Crise ukrainienne : éviter un « choc d’approvisionnement » en gaz et en pétrole

La dépendance de l'Europe à l'égard du gaz naturel russe – 35 à 40 % transitant principalement par oléoducs – rend les sanctions contre les exportations russes peu probables. Bruxelles et Washington ont néanmoins indiqué la semaine dernière étudier différentes pistes pour éviter un « choc d’approvisionnement ». Non sans impacts pour le transport de GNL et de brut.

Les États-Unis et l’Union européenne multiplient les rencontres en vue de préparer leur réponse aux agissements militaires russes à la frontière de l’Ukraine om jusqu’à 120 000 soldats russes seraient amassés avec tout une logistique de ligne arrière, menaçant le pays de la mer Noire d’une invasion. Comme la Crimée l’a connue il y a huit ans.. Le gazoduc controversé Nord Stream 2 entre la Russie et l'Allemagne, achevé mais pas encore opérationnel, est clairement devenu une monnaie d’échange dans la crise qui oppose actuellement Moscou à Bruxelles et à Washington.

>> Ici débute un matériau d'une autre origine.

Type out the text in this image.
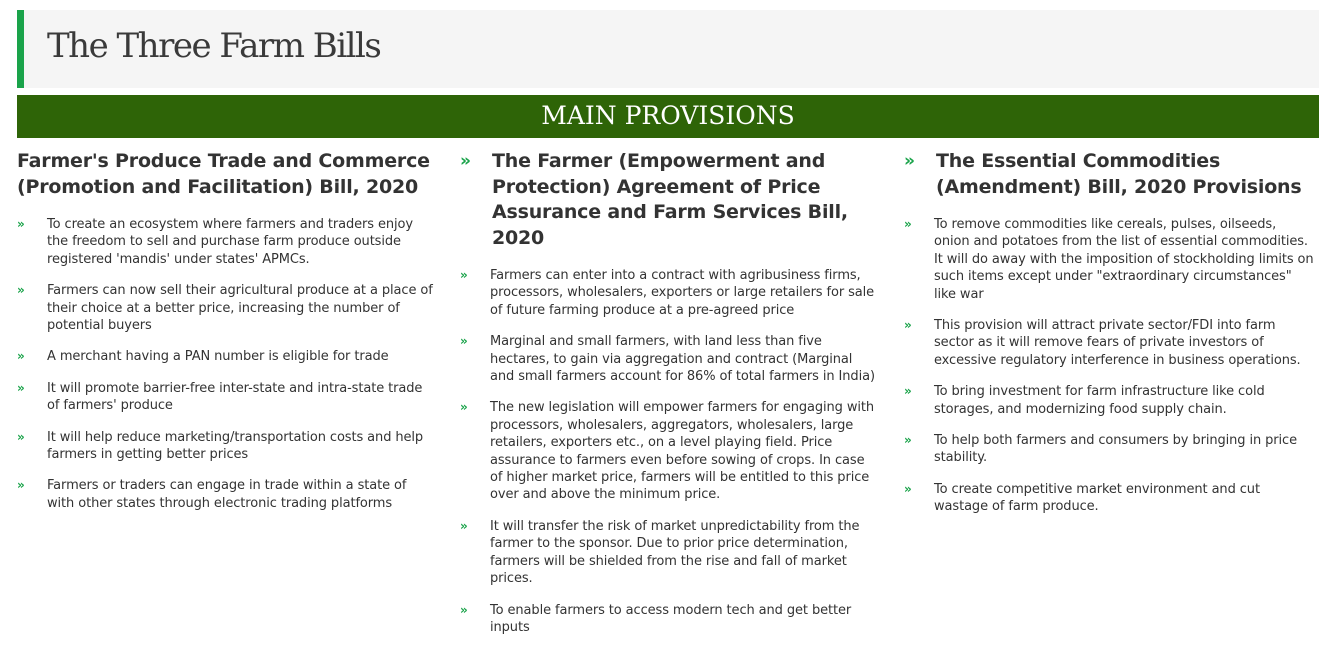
The Three Farm Bills
MAIN PROVISIONS
Farmer's Produce Trade and Commerce (Promotion and Facilitation) Bill, 2020
»	To create an ecosystem where farmers and traders enjoy the freedom to sell and purchase farm produce outside registered 'mandis' under states' APMCs.
»	Farmers can now sell their agricultural produce at a place of their choice at a better price, increasing the number of potential buyers
»	A merchant having a PAN number is eligible for trade
»	It will promote barrier-free inter-state and intra-state trade of farmers' produce
»	It will help reduce marketing/transportation costs and help farmers in getting better prices
»	Farmers or traders can engage in trade within a state of with other states through electronic trading platforms
»	The Farmer (Empowerment and Protection) Agreement of Price Assurance and Farm Services Bill, 2020
»	Farmers can enter into a contract with agribusiness firms, processors, wholesalers, exporters or large retailers for sale of future farming produce at a pre-agreed price
»	Marginal and small farmers, with land less than five hectares, to gain via aggregation and contract (Marginal and small farmers account for 86% of total farmers in India)
»	The new legislation will empower farmers for engaging with processors, wholesalers, aggregators, wholesalers, large retailers, exporters etc., on a level playing field. Price assurance to farmers even before sowing of crops. In case of higher market price, farmers will be entitled to this price over and above the minimum price.
»	It will transfer the risk of market unpredictability from the farmer to the sponsor. Due to prior price determination, farmers will be shielded from the rise and fall of market prices.
»	To enable farmers to access modern tech and get better inputs
»	The Essential Commodities (Amendment) Bill, 2020 Provisions
»	To remove commodities like cereals, pulses, oilseeds, onion and potatoes from the list of essential commodities. It will do away with the imposition of stockholding limits on such items except under "extraordinary circumstances" like war
»	This provision will attract private sector/FDI into farm sector as it will remove fears of private investors of excessive regulatory interference in business operations.
»	To bring investment for farm infrastructure like cold storages, and modernizing food supply chain.
»	To help both farmers and consumers by bringing in price stability.
»	To create competitive market environment and cut wastage of farm produce.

Les États-Unis et les Européens ont affirmé la semaine dernière, dans une déclaration commune, qu'ils avaient « commencé à travailler, de concert avec les opérateurs du marché, sur la fourniture de gaz naturel à l'Europe depuis diverses sources à travers la planète » pour éviter des « chocs d'approvisionnement ». Ils chercheraient aussi à « stocker en sécurité le gaz ». Le sujet est à l’ordre du jour lors d'une réunion le 7 février. L’UE attend d’ailleurs beaucoup de la rencontre entre Joe Biden et l’émir du Qatar, les deux premiers exportateurs mondiaux de gaz naturel.

Détournement de gaz naturel

Selon certains analystes, le déclenchement d’une offensive russe aurait pour premier effet de booster les prix et… de favoriser les exportations américaines, offre abondante et compétitive. Il y a eu un précédent en la matière en effet.

Lorsque la Russie a réduit les flux par gazoduc en décembre, les prix sur les marchés spot européens ont bondi au point d’éclipser les cours observés en Asie, ce qui a eu pour effet de doper la demande de GNL américain et de le détourner de l’Asie en raison de l’écart de prix.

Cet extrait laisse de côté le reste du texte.